The basilar membrane forms the lower boundary of the scala media, the upper boundary is called the vestibular or Reissner’s membrane.
Thus, the cochlea is a long, coiled, fluid-filled tube (about 33 mm in humans) that is divided along most of its length into three sections: the scala vestibuli, scala media and scala tympani.
When coiled the cochlea is approximately 9 mm in diameter at its base and 6 mm in height.
Within the modiolus is seen a bundle of nerve fibres called the spiral ganglion. The central processes of spiral ganglion neurons form the cochlear nerve.
Sitting on the basilar membrane is the auditory receptor organ, the organ of Corti.
Describe how sound is transmitted to the cochlea
- The stapes pushes against the oval window of the cochlea
- causes fluid in the cochlea to vibrate at the same frequency as the sound and sets up a travelling wave in the basilar membrane which peaks at the frequency it is tuned to
- pressure relieved by the bulging round window
what are travelling waves
- The cochlea converts acoustic signals into the neural code that conveys auditory information to the brain.

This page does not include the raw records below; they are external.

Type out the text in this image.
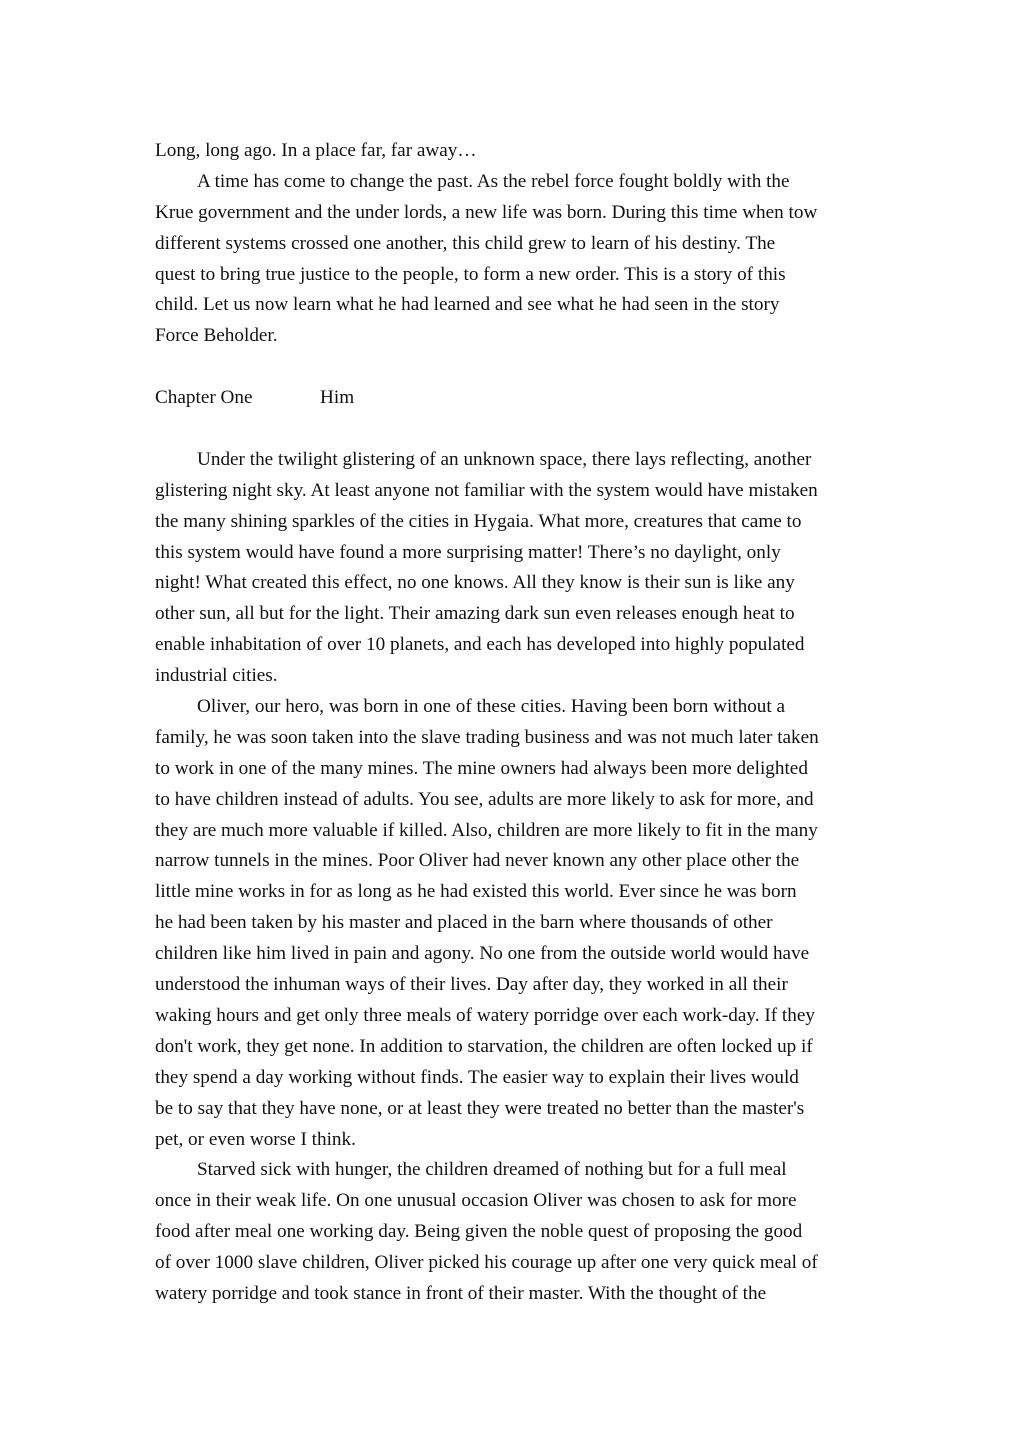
Long, long ago. In a place far, far away…
A time has come to change the past. As the rebel force fought boldly with the
Krue government and the under lords, a new life was born. During this time when tow
different systems crossed one another, this child grew to learn of his destiny. The
quest to bring true justice to the people, to form a new order. This is a story of this
child. Let us now learn what he had learned and see what he had seen in the story
Force Beholder.
Chapter One	Him
Under the twilight glistering of an unknown space, there lays reflecting, another
glistering night sky. At least anyone not familiar with the system would have mistaken
the many shining sparkles of the cities in Hygaia. What more, creatures that came to
this system would have found a more surprising matter! There’s no daylight, only
night! What created this effect, no one knows. All they know is their sun is like any
other sun, all but for the light. Their amazing dark sun even releases enough heat to
enable inhabitation of over 10 planets, and each has developed into highly populated
industrial cities.
Oliver, our hero, was born in one of these cities. Having been born without a
family, he was soon taken into the slave trading business and was not much later taken
to work in one of the many mines. The mine owners had always been more delighted
to have children instead of adults. You see, adults are more likely to ask for more, and
they are much more valuable if killed. Also, children are more likely to fit in the many
narrow tunnels in the mines. Poor Oliver had never known any other place other the
little mine works in for as long as he had existed this world. Ever since he was born
he had been taken by his master and placed in the barn where thousands of other
children like him lived in pain and agony. No one from the outside world would have
understood the inhuman ways of their lives. Day after day, they worked in all their
waking hours and get only three meals of watery porridge over each work-day. If they
don't work, they get none. In addition to starvation, the children are often locked up if
they spend a day working without finds. The easier way to explain their lives would
be to say that they have none, or at least they were treated no better than the master's
pet, or even worse I think.
Starved sick with hunger, the children dreamed of nothing but for a full meal
once in their weak life. On one unusual occasion Oliver was chosen to ask for more
food after meal one working day. Being given the noble quest of proposing the good
of over 1000 slave children, Oliver picked his courage up after one very quick meal of
watery porridge and took stance in front of their master. With the thought of the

- Sound energy travels along the basilar membrane in the form of a travelling wave.
- The travelling wave peaks at the part of the BM which is tuned to the stimulus frequency and then dies away.
How is intensity information coded in the auditory nerve?
- As the amplitude of a sound increases, the firing rate increases (up to saturation) and more fibres carry the signal.
- Some auditory nerve fibres have a high spontaneous firing rate and these primarily carry low level intensity sounds.
- Other fibres have a low spontaneous rate and code high level intensity sounds.
How is information transmitted from the cochlea to the brain
- 30,000 nerve fibres form the auditory nerve.
- The nerve fibres carrying sound signals lead to different parts of the auditory cortex (in the Sylvian fissure) depending on the frequencies they carry.
The high tones terminate deep within the Sylvian fissure while the low tones end near the outer surface. - in the auditory pathway, messages are carried from the cochlea, and each relay nucleus does a specific work of decoding and integration.
what do the inner hair cells do?
the hearing
when the stereocilia are bent the hair cells depolarise and a signal is sent along the auditory neurones and the auditory pathway out to the cochlea, you hear a sound
what do the outer hair cells do?
around the peak of the travelling wave, the outer hair cells physically expand and contract so they amplify our ability to hear quiet sounds, give a bigger peak. They will stiffen for loud sounds.
They also make a fine tuning between frequencies so we can hear a very small change in frequency and suppresses a loud sound
what is the basilar membrane?
helps with frequency selectivity
narrow and stiff at the basal end and broad and slack the other end.
It sets off a travelling wave in the cochlea that moves along the basilar membrane and peaks at the point that it is tuned to that incoming frequency and it dies away.
Runs throughout the length of the cochlea.
How is frequency information coded in the auditory nerve?
- different sets of auditory nerve fibres, elicit different auditory sensations in the auditory cortex
the frequency to which a fibre is most sensitive is referred to as the characteristic frequency (CF)
the characteristic frequency of a fibre is dependent on the location along the basilar membrane to which it is attached.